The bridge project to replace the ageing Causeway had been brought up by former Malaysian premier Mahathir Mohammad but was scrapped by his successor Abdullah Badawi in 2006 after it ran into opposition from Singapore.
Hence, Singapore's Prime Minister Lee Hsien Loong reacted cautiously to Najib's suggestion, noting that he 'explained the history of this problem' to his Malaysian counterpart and leaving it to a joint ministerial committee to study the project.
It was the outspoken Lee Kuan Yew who clearly expressed Singapore's position.
The third link 'does not make sense to us if at the same time they punish us by making us barge sand from Vietnam', he said, stressing Singapore's desire that Malaysia lift its 12-year-old ban on sand exports to the growing city-state.

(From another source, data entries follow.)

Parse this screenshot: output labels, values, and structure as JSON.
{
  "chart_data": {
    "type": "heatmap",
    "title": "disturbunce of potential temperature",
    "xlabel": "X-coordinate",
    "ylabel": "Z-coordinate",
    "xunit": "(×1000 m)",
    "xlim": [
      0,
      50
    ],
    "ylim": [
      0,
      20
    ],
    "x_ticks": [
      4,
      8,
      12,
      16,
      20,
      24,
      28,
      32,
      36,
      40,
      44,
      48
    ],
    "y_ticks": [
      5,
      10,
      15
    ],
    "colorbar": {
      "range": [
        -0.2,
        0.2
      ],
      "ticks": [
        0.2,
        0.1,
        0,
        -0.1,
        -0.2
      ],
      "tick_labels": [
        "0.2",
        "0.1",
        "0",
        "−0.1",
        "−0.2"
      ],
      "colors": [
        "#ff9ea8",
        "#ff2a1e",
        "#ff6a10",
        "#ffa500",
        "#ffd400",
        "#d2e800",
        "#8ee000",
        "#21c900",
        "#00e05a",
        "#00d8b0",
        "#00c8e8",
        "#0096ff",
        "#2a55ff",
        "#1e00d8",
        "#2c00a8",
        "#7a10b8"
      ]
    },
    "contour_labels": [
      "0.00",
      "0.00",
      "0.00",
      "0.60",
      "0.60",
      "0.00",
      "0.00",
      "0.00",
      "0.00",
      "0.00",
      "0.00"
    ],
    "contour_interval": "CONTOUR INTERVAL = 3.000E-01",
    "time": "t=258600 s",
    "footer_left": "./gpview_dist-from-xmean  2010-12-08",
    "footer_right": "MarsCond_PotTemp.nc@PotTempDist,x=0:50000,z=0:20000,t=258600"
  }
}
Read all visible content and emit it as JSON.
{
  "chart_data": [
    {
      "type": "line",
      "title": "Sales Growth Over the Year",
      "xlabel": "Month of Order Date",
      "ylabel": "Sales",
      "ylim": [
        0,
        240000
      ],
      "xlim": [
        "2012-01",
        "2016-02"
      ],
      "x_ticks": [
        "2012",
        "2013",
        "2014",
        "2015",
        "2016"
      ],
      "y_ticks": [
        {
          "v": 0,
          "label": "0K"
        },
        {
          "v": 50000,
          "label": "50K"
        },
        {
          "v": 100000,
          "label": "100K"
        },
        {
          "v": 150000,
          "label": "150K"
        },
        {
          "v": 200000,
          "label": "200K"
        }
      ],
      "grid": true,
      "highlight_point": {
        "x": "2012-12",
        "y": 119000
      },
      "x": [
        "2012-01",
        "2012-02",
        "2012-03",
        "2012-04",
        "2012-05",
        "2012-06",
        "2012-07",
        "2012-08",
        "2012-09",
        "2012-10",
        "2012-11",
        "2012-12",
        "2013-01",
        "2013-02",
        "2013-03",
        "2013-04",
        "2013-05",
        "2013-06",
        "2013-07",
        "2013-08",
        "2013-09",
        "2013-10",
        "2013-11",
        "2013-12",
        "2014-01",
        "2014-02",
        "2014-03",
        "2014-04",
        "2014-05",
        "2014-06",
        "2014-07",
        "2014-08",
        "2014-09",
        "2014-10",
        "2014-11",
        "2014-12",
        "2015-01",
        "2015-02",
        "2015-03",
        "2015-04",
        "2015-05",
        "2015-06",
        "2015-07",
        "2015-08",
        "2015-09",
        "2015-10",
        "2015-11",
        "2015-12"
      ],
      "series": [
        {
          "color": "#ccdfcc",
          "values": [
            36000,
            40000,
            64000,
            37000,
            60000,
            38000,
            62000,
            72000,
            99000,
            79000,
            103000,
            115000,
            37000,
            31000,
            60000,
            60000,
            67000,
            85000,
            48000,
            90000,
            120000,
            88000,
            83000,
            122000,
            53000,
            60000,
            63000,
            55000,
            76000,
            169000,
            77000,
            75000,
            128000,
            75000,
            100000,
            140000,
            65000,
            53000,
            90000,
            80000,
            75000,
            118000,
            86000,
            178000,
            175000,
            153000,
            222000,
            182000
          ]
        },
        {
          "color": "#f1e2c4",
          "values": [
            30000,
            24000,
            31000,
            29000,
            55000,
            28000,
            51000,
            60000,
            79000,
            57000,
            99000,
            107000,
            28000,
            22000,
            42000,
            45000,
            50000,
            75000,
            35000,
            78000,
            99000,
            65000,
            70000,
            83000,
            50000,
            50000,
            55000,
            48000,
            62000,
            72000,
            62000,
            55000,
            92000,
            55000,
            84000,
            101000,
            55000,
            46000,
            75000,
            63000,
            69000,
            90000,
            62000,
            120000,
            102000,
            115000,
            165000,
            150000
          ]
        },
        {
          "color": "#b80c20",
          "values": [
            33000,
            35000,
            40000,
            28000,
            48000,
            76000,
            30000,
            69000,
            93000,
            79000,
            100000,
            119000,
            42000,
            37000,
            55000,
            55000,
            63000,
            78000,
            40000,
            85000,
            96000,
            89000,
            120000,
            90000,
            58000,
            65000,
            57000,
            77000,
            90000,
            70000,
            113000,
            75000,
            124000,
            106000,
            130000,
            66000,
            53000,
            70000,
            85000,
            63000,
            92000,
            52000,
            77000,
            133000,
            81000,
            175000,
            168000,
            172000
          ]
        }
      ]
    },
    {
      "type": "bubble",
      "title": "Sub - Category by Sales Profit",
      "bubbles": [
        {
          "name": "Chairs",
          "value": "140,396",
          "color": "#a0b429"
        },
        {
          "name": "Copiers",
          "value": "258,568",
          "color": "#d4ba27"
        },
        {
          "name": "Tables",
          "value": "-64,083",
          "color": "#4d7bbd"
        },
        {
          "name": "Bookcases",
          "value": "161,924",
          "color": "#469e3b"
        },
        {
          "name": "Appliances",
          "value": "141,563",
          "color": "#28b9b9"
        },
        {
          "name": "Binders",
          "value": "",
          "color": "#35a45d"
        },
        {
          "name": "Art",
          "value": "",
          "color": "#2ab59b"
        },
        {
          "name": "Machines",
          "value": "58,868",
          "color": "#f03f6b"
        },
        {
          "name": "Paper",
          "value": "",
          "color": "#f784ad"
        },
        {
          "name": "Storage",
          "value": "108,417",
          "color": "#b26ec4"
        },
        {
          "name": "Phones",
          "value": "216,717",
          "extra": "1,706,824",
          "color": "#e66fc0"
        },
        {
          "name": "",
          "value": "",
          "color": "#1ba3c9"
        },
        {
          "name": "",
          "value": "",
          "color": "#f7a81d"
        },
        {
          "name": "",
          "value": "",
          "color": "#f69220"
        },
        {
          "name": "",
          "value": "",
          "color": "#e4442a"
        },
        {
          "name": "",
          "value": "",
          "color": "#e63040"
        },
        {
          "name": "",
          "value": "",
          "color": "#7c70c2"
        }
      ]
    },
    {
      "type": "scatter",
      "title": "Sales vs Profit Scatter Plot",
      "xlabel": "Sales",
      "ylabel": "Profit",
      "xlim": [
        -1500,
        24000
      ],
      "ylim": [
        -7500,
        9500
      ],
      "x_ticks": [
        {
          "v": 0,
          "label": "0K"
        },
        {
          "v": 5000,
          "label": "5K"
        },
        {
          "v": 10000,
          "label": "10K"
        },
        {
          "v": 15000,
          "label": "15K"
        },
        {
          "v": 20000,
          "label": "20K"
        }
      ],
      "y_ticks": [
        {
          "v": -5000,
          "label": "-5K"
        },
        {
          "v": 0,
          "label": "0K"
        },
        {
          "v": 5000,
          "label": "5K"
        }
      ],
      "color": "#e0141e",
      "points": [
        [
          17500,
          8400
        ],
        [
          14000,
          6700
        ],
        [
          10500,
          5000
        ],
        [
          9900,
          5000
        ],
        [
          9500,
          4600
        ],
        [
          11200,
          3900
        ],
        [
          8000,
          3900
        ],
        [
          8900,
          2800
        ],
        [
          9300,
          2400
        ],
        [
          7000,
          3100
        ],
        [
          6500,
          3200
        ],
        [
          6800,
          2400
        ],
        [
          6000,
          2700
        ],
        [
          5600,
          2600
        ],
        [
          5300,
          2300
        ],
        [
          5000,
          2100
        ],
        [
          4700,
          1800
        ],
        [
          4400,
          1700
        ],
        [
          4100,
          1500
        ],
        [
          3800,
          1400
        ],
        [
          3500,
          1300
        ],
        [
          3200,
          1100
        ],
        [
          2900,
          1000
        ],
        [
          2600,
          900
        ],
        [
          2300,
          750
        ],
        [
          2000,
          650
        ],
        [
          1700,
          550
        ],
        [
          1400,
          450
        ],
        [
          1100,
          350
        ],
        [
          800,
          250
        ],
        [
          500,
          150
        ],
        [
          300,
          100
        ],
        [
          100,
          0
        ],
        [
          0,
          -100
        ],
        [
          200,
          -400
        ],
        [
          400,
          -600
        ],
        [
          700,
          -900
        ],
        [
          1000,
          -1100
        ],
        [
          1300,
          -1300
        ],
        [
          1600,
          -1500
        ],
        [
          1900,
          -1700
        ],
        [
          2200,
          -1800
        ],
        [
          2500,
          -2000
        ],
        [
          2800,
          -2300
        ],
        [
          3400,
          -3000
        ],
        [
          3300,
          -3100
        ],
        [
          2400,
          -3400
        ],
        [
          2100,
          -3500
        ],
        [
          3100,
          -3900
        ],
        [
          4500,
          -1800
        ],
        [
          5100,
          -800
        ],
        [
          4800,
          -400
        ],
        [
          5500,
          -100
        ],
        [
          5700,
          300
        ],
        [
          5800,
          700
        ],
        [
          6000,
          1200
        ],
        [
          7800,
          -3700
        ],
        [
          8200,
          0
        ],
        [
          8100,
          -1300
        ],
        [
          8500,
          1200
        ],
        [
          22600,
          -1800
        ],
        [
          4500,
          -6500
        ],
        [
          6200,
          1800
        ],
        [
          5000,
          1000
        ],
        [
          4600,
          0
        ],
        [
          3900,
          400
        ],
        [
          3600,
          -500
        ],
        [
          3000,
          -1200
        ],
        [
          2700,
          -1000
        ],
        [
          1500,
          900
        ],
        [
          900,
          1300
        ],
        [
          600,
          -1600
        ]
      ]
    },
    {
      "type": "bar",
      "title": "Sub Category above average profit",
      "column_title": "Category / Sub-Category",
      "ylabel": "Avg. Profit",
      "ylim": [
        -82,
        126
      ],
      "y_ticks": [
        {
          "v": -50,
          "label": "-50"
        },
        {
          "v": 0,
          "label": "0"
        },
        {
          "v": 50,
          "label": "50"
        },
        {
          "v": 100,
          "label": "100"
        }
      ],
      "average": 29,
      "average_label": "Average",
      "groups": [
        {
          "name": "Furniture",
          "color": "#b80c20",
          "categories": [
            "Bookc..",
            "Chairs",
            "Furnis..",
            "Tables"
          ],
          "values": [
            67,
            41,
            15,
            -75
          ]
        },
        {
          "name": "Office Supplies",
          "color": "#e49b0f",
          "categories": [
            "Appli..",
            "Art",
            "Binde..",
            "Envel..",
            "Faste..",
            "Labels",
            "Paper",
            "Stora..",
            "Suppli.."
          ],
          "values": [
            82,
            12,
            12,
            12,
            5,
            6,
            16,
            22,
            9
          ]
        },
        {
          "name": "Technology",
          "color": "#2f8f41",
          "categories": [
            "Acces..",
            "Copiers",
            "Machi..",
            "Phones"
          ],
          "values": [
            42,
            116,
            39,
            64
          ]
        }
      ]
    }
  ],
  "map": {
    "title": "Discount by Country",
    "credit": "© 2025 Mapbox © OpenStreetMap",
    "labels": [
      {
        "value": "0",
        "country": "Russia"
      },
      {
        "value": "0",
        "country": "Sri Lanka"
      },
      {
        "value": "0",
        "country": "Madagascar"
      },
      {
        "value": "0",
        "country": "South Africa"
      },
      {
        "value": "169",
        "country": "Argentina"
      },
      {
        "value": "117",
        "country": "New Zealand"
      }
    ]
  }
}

'The relationship is one of co-dependency enmeshed in race and national pride,' said Jim Baker, a history and economics teacher at the Singapore American School.
Despite all the unsolved problems inherited from the past, both sides heavily depend on each other economically and share common interests in the region.
The neighbours, it seems, are now willing to improve their ties.
But new obstacles keep coming up, as, for example, the Sultan of Johor, the closest Malaysian state to Singapore, who has already rejected the proposal for a third link.
And from the back seat former Malaysian premier Mahathir, who exchanged verbal blows with Lee Kuan Yew over several issues during his administration, still drops vitriolic remarks in his popular blog on all matters related to Singapore.
During his visit to Malaysia, said Mahathir, Lee had made clear that Singapore regards itself the centre of the region.
'The rest are peripheral and are there to serve the interests of this somewhat tiny Middle Kingdom,' Mahathir claimed.